10 Great Horror Movies With Terrible Concepts
4. Scream
This one is almost sacrilege, given how much love the film series in question (deservedly) receives from genre fans.
But before Dawson’s Creek writer Kevin Williamson’s sleeper hit revived the slasher sub-genre, the idea of a self-aware slasher wherein the young victims were familiar with horror tropes and openly discussed their implausibility sounded laughably un-scary.
Legendary critic Roger Ebert’s term “dead teenager movie” made clear the central issue with Scream’s conceit: Kids in slasher movies need to be dumb in order to be unable to escape a lumbering, slow-moving slasher villain.
If the kids are smart enough to know not to have sex, do drugs, or even utter the fatal words "I'll be right back", then there's no satisfaction in seeing them offed one-by-one and the film becomes a grim Wolf Creek-esque ordeal. Who would want to see relatable people die for making the same decisions that the audience would?

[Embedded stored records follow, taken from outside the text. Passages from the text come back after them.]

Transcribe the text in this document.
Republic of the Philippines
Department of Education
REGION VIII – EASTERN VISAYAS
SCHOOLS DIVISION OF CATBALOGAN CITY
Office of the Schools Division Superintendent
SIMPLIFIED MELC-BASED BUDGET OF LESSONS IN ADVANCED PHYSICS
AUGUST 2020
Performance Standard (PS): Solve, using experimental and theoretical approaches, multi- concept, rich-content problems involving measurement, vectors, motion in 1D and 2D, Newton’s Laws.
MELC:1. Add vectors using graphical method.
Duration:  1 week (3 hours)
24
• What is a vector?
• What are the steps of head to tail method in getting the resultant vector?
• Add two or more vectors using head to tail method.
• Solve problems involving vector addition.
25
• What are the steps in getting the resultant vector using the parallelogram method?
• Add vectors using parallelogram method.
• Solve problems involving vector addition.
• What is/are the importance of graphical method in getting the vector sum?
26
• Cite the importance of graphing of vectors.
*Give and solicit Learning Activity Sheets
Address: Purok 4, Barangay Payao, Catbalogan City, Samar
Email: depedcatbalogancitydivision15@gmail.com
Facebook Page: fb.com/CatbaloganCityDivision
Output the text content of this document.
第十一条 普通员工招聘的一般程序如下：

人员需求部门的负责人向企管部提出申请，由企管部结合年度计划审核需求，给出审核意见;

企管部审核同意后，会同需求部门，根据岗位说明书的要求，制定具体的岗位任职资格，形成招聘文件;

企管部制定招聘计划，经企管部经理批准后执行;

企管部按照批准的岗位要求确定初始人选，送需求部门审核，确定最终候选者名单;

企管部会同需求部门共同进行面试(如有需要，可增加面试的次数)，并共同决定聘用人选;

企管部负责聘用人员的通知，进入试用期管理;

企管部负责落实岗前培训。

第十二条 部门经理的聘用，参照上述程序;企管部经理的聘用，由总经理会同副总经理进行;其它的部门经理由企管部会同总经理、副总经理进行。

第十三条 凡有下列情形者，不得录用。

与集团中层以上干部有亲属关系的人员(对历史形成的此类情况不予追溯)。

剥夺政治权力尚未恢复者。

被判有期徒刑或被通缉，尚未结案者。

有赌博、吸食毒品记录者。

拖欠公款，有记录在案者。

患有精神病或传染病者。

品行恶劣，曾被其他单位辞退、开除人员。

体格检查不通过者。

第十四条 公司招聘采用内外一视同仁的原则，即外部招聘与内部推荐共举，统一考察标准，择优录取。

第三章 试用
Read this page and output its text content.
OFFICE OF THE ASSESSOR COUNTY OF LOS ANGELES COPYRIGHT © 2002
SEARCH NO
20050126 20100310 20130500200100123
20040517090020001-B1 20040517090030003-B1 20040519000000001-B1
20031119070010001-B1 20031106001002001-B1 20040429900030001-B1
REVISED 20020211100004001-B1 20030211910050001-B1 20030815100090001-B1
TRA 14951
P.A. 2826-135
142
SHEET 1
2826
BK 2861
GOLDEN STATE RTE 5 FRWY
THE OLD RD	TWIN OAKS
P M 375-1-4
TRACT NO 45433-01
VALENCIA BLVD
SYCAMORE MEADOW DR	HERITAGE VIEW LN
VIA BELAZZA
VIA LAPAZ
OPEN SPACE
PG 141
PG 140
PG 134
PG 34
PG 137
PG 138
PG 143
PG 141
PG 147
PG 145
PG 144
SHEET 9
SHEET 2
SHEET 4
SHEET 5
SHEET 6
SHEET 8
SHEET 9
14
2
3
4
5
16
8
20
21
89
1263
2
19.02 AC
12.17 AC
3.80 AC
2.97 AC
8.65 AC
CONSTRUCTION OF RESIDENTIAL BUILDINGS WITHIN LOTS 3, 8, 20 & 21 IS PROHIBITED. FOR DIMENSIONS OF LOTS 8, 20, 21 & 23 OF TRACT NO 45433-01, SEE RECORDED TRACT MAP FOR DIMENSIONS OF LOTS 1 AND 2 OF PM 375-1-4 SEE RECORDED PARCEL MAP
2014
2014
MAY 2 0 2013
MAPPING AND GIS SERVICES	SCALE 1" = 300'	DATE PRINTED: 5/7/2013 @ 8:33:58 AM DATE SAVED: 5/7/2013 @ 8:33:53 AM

So Williamson’s ingenious move, alongside horror helmer Wes Craven, was to make the killer a smart ass too, abandoning the stoic stock murderer of earlier slashers in favour of a sarcastic, sharp, and lethally quick-witted villain. This way outsmarting the killer was a legitimate feat, whilst the whodunit structure gave the film's story more body than most Friday the 13th clones.